< Psalmen 83 >
1 Een lied; een psalm van Asaf. O God, houd U niet stil, Niet rustig en werkeloos, o God!
詠【求消滅聯盟的異民】阿撒夫的詩歌。 上主,求您不要一言不發,天主,您們不要靜默無話!
2 Want zie, uw vijanden razen, En uw haters steken hun hoofden omhoog.
因為您的仇敵騷擾狂吼,惱恨您的人都搖頭昂首;
3 Ze smeden listige plannen tegen uw volk, En spannen tegen uw beschermelingen samen:
相聚密謀,陷害您的百姓,商議攻擊您保護的人民,
4 "Komt, laat ons ze uitroeien uit de rij van de volken, Zodat men zelfs Israëls naam niet meer noemt!"
說:大家來,由萬民將要他們驅散,使以色列的名不再被記念。
5 Ja, eensgezind hebben ze samengezworen, En een verbond gesloten tegen U:
於是,他們心齊謀同,締結盟約,向您進攻,
6 De tenten van Edom en van de Jisjmaëlieten, Van Moab en de zonen van Hagar.
即厄東部落及依市瑪耳,又有摩阿布以及哈革爾。
7 En Gebal, Ammon en Amalek, Filistea met de bewoners van Tyrus,
還有革巴耳、阿孟和阿瑪肋克人,且有培肋舍特人和提洛的居民,
8 Zelfs Assjoer sluit zich bij hen aan, En leent zijn arm aan de zonen van Lot.
亞述人也與他們串通,作了羅特子民的幫兇。
9 Doe met hen als met Midjan, Als met Sisera en Jabin bij de beek Kisjon,
求你對待他們像對待米德楊人,像在克雄河對待息色辣和雅賓,
10 Die bij En-Dor werden vernietigd, En tot mest voor het veld zijn gemaakt.
他們都喪亡於恩多爾,全變成了田裏的糞泥,
11 Zet het hun vorsten betaald als Oreb en Zeëb, Als Zébach en Salmoenna,
使他們的王侯要與敖勒布和東一樣,使他們的將領與巴黑和匝耳慕一樣,
12 Met al hun groten, die zeggen: Laat ons het land van God gaan bezetten!
因為他們都曾如此說過:我們去佔領天主的住所。
13 Maak ze aan dwarrelende blaren gelijk, o mijn God, En aan kaf voor de wind!

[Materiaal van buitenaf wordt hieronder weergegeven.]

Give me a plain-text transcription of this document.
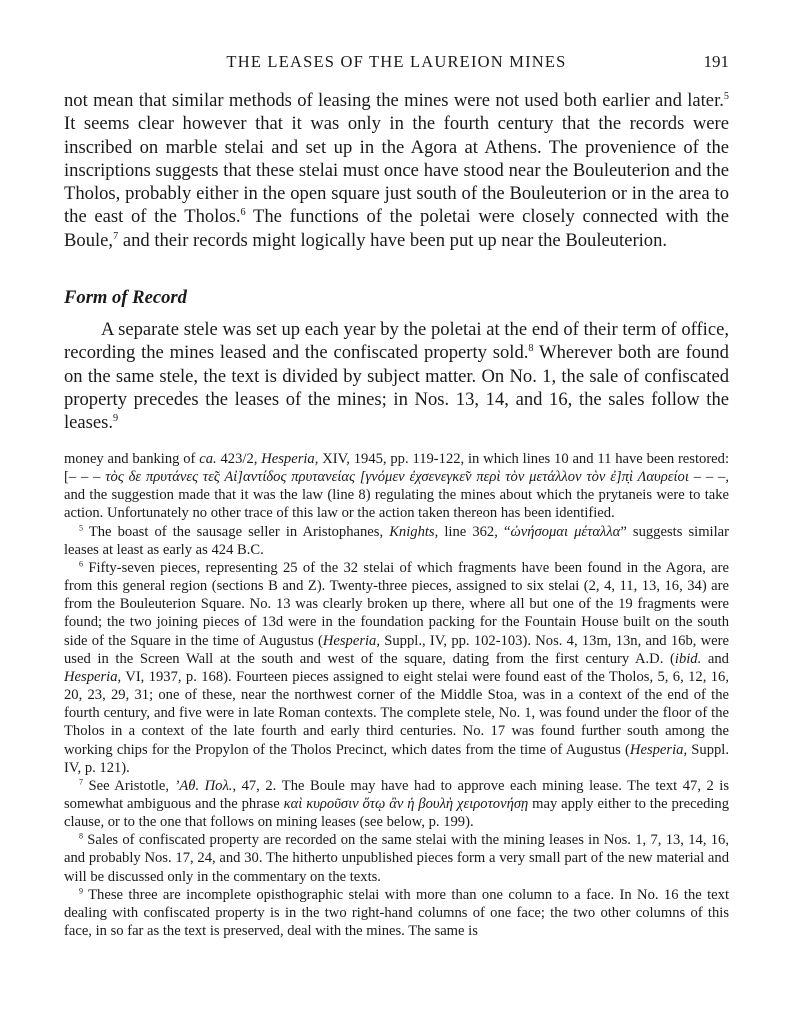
THE LEASES OF THE LAUREION MINES	191

not mean that similar methods of leasing the mines were not used both earlier and later.$^5$ It seems clear however that it was only in the fourth century that the records were inscribed on marble stelai and set up in the Agora at Athens. The provenience of the inscriptions suggests that these stelai must once have stood near the Bouleuterion and the Tholos, probably either in the open square just south of the Bouleuterion or in the area to the east of the Tholos.$^6$ The functions of the poletai were closely connected with the Boule,$^7$ and their records might logically have been put up near the Bouleuterion.

Form of Record

A separate stele was set up each year by the poletai at the end of their term of office, recording the mines leased and the confiscated property sold.$^8$ Wherever both are found on the same stele, the text is divided by subject matter. On No. 1, the sale of confiscated property precedes the leases of the mines; in Nos. 13, 14, and 16, the sales follow the leases.$^9$

money and banking of ca. 423/2, Hesperia, XIV, 1945, pp. 119-122, in which lines 10 and 11 have been restored: [– – – τὸς δε πρυτάνες τε̃ς Αἰ]αντίδος πρυτανείας [γνόμεν ἐχσενεγκε̃ν περὶ τὸν μετάλλον τὸν ἐ]π̣ὶ Λαυρείοι – – –, and the suggestion made that it was the law (line 8) regulating the mines about which the prytaneis were to take action. Unfortunately no other trace of this law or the action taken thereon has been identified.

$^5$ The boast of the sausage seller in Aristophanes, Knights, line 362, “ὠνήσομαι μέταλλα” suggests similar leases at least as early as 424 B.C.

$^6$ Fifty-seven pieces, representing 25 of the 32 stelai of which fragments have been found in the Agora, are from this general region (sections B and Z). Twenty-three pieces, assigned to six stelai (2, 4, 11, 13, 16, 34) are from the Bouleuterion Square. No. 13 was clearly broken up there, where all but one of the 19 fragments were found; the two joining pieces of 13d were in the foundation packing for the Fountain House built on the south side of the Square in the time of Augustus (Hesperia, Suppl., IV, pp. 102-103). Nos. 4, 13m, 13n, and 16b, were used in the Screen Wall at the south and west of the square, dating from the first century A.D. (ibid. and Hesperia, VI, 1937, p. 168). Fourteen pieces assigned to eight stelai were found east of the Tholos, 5, 6, 12, 16, 20, 23, 29, 31; one of these, near the northwest corner of the Middle Stoa, was in a context of the end of the fourth century, and five were in late Roman contexts. The complete stele, No. 1, was found under the floor of the Tholos in a context of the late fourth and early third centuries. No. 17 was found further south among the working chips for the Propylon of the Tholos Precinct, which dates from the time of Augustus (Hesperia, Suppl. IV, p. 121).

$^7$ See Aristotle, ’Αθ. Πολ., 47, 2. The Boule may have had to approve each mining lease. The text 47, 2 is somewhat ambiguous and the phrase καὶ κυροῦσιν ὅτῳ ἂν ἡ βουλὴ χειροτονήσῃ may apply either to the preceding clause, or to the one that follows on mining leases (see below, p. 199).

$^8$ Sales of confiscated property are recorded on the same stelai with the mining leases in Nos. 1, 7, 13, 14, 16, and probably Nos. 17, 24, and 30. The hitherto unpublished pieces form a very small part of the new material and will be discussed only in the commentary on the texts.

$^9$ These three are incomplete opisthographic stelai with more than one column to a face. In No. 16 the text dealing with confiscated property is in the two right-hand columns of one face; the two other columns of this face, in so far as the text is preserved, deal with the mines. The same is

我的天主,求您使他們像旋風捲起的落葉,求您使他們像狂風吹起的碎楷,
14 En zoals het vuur de bossen verteert, De vlammen de bergen verzengen:
好像被火燐焚燒的樹林,又似被火燄燃燒的山陵;
15 Zo moogt Gij hen met uw stormwind vervolgen, In verwarring brengen door uw orkaan!
求您也這樣以您的颶風驅散他們,以您的暴雨驚嚇他們。
16 Bedek met smaad hun gelaat, Opdat ze uw Naam mogen eren, o Jahweh;
上主,求您羞辱他們的面容,是為叫他們尋求您的聖名;
17 Laat ze beschaamd staan en verbijsterd voor eeuwig, En in schande vergaan!
使他們永遠受辱恐慌,叫他們個個蒙羞喪亡。
18 Dan zullen zij weten, dat "Jahweh" uw Naam is; Dat Gij de Allerhoogste zijt op heel de aarde, Gij alleen!
從此,認識您的名號是雅威,惟有您在普天下至尊無對。